Sarah Crilly, Associate and Family Law expert at law firm Ward Hadaway, examines the strength of pre-nuptial agreements in the light of the recent separation of Katie Price and Peter Andre.

The recent high profile separation of celebrity couple Jordan and Peter Andre has once again brought into question the worth of pre-nuptial agreements.

It is widely reported that Andre signed a pre-nuptial agreement waiving any claim he may have in Jordan’s reported £40m fortune should they divorce.

While some areas of the press say he will stand by that agreement, the fact of the matter is that he can still challenge the agreement as pre-nuptial agreements (or ‘pre-nups’) are not binding in English Law as they are in the United States.

In recent years there has been a spate of cases involving the effectiveness of these agreements. Judges are enforcing pre-nups more regularly and courts are taking them more seriously.

Where parties have entered into pre-nuptial agreements and later divorce, then it is up to the party seeking to get out of the agreement to apply for financial relief.

The court will let the process run and will only assess the agreement at any final hearing if the parties have been unable to reach a compromise in the meantime.

The court will simply consider the pre-nup as one of the factors it has to take into account in all the circumstances of the case.

In short, childless marriages, the courts have allowed such agreements to stand but in Katie and Peter’s case they have had two children together. Peter also appears to have taken on Katie’s first child, Harvey, from a previous relationship and treats this child as his own.

Although no one knows the true legal issues that are being raised between them, it does seem certain that Andre will want to share Residence of the children and certainly will have contact.

This will provide him with a very strong position with which to challenge the pre-nup as he will have to provide a similar standard of living for the children to that of his wife.

The courts may decide that if Katie is to be the main carer of the children and their care is not to be shared then the pre-nup should stand.

If both of them received independent legal advice and there was full disclosure as to their respective worth at the time of the agreement then a court is more likely to enforce it.

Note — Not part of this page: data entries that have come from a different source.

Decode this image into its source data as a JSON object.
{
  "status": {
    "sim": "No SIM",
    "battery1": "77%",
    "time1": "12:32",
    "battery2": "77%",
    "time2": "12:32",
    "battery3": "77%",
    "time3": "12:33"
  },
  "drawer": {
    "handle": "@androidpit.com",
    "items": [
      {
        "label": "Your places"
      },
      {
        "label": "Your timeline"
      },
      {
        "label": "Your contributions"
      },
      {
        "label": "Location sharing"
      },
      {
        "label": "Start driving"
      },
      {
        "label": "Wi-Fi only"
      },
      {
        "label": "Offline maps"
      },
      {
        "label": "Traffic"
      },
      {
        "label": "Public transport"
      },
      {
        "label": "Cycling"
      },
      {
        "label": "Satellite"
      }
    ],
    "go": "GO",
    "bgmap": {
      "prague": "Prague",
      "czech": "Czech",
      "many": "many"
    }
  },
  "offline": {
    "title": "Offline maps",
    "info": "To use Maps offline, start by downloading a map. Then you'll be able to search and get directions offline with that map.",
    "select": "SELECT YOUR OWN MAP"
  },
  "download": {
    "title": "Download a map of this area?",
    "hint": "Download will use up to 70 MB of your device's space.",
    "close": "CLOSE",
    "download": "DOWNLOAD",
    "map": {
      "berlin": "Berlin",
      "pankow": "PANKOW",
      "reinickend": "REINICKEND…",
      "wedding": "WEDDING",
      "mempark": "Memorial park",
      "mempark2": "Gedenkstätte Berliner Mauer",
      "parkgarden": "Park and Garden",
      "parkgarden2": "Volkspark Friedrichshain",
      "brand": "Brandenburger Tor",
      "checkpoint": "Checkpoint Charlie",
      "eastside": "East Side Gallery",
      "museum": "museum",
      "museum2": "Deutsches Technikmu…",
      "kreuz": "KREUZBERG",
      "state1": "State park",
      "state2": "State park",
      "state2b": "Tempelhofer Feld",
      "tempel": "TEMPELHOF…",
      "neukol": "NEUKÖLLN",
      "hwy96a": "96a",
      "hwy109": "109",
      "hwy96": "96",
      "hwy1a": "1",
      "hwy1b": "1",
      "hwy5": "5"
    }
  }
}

A couple embarking on marriage may wish to consider entering into a pre-nuptial agreement in the following circumstances:

  • Where there is a significant disparity in the extent of the assets that each of the parties is bringing to the marriage;
  • Where one of the parties owns or has a share in a family business or a share in a family trust and is anxious to ensure that control remains within the family;
  •  Where one of the parties has acquired or expects to acquire significant assets in the future by way of inheritance or distribution from a trust;
  •  Where there are substantial assets overseas;
  •  Older couples who are not going to have children

For a couple embarking on marriage, a meeting with separate lawyers to negotiate what beloongs to each party is hardly romantic but the potential benefit to the parties in protecting their assets is too important to ignore.